Kenny took charge of his first full training session in charge of the senior team on Monday ahead of their fixtures against Bulgaria and Finland in the Nations League.
— Off The Ball (@offtheball) September 1, 2020
Roy Keane farrago
Kerr recounted his own first days in the job, and juggling a particularly difficult situation with Roy Keane, having been appointed just two weeks before their first match.
"I contacted each individual player, talked to them all and went through a similar process to Stephen. We went to Scotland and we had training for two days before the match, so I had to pack in a lot into those two training sessions.
"There was a big one going around at that time around Roy Keane and whether Roy was going to come back or not. I got a phone call during the final training session at Hampden Park to tell me that Roy wasn't coming back and that it was being announced on the evening news.
"This was as I was doing some tactical stuff on the pitch, so it was a little bit of something extra going on in my brain! I continued with the session, went into the dressing room and explained what happened, and said 'This is it now, this is the group.'"
So, aside from mishaps caused by media leaks, what else does Kenny have to do to earn players' trust and improve the side.
"You want to let players understand that you're serious, you're prepared and you know the game. You are not trying to impress them with your knowledge, but you are trying to make them feel 'this fella knows what he is talking about.'"

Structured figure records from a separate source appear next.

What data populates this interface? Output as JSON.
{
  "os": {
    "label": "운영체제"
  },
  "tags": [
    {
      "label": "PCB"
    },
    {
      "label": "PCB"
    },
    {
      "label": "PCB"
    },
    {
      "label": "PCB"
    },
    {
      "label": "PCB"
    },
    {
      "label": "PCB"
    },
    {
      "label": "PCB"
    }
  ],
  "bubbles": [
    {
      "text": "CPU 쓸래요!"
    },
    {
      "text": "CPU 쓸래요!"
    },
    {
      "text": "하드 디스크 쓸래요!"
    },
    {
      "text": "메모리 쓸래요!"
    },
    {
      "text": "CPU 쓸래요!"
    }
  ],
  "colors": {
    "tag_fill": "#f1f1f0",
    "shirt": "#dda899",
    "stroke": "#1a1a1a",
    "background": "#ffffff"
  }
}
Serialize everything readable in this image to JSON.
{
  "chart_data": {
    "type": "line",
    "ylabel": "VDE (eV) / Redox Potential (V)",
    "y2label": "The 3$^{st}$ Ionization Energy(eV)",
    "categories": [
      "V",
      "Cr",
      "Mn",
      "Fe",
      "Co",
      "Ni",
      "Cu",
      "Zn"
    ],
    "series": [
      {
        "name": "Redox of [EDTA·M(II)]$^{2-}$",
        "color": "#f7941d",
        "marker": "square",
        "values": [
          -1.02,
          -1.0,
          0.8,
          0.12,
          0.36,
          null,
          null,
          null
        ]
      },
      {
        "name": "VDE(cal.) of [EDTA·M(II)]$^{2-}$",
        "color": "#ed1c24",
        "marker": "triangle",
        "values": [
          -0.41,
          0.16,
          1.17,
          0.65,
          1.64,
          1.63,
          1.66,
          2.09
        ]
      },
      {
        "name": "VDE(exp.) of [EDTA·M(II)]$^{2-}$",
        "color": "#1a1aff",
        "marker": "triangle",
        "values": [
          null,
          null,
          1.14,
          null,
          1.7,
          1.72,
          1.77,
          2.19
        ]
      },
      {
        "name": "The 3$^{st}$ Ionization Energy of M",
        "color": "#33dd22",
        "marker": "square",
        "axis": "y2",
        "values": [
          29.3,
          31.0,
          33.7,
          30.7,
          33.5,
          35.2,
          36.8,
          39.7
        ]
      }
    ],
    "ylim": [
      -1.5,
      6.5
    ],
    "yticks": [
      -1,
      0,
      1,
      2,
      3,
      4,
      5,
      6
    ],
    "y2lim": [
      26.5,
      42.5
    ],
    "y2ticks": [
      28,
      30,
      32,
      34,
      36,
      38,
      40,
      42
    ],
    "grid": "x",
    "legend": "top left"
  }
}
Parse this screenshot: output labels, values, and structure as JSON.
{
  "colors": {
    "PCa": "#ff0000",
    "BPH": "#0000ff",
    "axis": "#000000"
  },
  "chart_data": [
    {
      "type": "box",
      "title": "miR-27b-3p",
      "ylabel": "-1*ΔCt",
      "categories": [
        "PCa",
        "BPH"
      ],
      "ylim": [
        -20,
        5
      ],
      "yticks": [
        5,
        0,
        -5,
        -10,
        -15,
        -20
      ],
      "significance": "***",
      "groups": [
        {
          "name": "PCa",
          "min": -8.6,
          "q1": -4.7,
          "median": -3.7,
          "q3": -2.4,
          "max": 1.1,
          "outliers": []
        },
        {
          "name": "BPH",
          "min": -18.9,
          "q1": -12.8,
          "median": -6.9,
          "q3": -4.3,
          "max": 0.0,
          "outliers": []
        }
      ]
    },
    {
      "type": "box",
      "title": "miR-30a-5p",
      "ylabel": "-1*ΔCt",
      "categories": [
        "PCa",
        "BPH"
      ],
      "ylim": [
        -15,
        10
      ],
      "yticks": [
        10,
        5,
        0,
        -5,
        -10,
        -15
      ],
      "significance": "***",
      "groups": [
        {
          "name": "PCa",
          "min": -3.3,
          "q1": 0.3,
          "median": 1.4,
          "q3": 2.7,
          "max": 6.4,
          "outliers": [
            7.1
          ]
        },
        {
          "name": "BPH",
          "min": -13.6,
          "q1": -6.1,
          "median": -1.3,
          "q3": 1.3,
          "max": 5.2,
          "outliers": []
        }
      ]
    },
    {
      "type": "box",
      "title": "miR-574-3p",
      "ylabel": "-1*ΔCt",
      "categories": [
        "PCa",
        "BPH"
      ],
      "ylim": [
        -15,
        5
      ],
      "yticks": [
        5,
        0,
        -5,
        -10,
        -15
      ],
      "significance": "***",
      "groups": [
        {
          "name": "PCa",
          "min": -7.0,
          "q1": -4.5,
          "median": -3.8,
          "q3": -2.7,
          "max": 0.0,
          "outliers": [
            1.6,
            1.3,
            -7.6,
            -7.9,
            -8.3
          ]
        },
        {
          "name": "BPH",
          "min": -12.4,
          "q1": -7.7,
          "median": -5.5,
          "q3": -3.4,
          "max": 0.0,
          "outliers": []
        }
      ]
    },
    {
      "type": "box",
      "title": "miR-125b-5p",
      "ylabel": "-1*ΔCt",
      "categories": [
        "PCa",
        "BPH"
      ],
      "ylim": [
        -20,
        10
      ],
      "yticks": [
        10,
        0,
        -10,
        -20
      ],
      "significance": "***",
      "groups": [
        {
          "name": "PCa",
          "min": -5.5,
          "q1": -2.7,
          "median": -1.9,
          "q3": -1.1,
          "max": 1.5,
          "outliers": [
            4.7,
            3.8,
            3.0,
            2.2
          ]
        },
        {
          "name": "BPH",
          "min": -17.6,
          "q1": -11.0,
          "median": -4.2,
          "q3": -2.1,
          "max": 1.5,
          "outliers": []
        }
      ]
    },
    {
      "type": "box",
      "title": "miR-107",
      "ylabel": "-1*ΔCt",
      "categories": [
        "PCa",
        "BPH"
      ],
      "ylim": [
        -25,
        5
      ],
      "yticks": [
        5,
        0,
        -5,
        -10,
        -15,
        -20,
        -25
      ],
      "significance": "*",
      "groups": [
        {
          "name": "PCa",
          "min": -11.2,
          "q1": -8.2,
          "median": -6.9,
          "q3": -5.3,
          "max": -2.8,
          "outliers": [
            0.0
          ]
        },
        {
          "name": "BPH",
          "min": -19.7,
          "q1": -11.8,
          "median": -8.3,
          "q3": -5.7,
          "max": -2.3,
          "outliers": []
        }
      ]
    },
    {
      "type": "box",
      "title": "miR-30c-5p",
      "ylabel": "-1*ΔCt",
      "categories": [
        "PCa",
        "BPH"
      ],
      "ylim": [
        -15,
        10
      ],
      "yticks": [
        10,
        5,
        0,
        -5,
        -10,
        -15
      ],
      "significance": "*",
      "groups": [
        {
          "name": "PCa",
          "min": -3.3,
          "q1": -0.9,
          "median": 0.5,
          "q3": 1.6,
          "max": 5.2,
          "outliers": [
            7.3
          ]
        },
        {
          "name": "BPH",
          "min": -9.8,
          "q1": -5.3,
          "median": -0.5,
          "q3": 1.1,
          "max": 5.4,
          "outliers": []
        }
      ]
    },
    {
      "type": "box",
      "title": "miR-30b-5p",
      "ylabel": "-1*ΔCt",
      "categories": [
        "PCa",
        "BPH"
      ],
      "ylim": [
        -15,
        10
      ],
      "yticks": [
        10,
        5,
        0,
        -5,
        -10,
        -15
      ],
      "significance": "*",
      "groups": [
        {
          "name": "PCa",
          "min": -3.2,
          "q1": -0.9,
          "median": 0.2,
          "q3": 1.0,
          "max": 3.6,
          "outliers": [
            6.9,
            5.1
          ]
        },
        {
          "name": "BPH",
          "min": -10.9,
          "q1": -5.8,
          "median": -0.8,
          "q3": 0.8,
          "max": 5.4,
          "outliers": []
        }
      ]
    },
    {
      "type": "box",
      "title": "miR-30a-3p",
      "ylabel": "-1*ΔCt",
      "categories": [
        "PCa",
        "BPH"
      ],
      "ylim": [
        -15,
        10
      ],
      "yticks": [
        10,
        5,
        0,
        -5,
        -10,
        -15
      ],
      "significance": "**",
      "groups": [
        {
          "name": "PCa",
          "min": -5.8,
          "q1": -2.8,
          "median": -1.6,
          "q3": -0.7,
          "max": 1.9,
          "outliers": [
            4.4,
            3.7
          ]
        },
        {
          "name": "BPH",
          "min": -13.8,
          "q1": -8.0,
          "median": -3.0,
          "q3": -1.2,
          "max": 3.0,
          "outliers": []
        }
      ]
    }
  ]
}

Being flanked by Chris Hughton and Noel O'Reilly helped Kerr settle into the job, as he hopes Kenny having Keith Andrews and Jim Crawford close will help the side now.
There has been speculation that what undoes some managers is the lack of experience in dealing with the media, and that potentially everything you say will become a story.
"[The media attention] was gradual for me, because I had been in the League of Ireland and St Patrick's Athletic had a decent profile, as did the under-age national teams.
"It was a different level altogether with the senior team, because after the Jack Charlton era there was an increase in the numbers, and it wasn't just soccer journalists that were following the national team - it was the colour writers and the feature writers.
"That went through Mick's time and Saipan had brought more attention still. It was big, it was more intense and there were a lot more press conferences now. I would hope for Stephen that there is better control of that now.
"I found that they wanted to roll me out every day if I would do it - there was no consideration for the amount of work we were doing every day."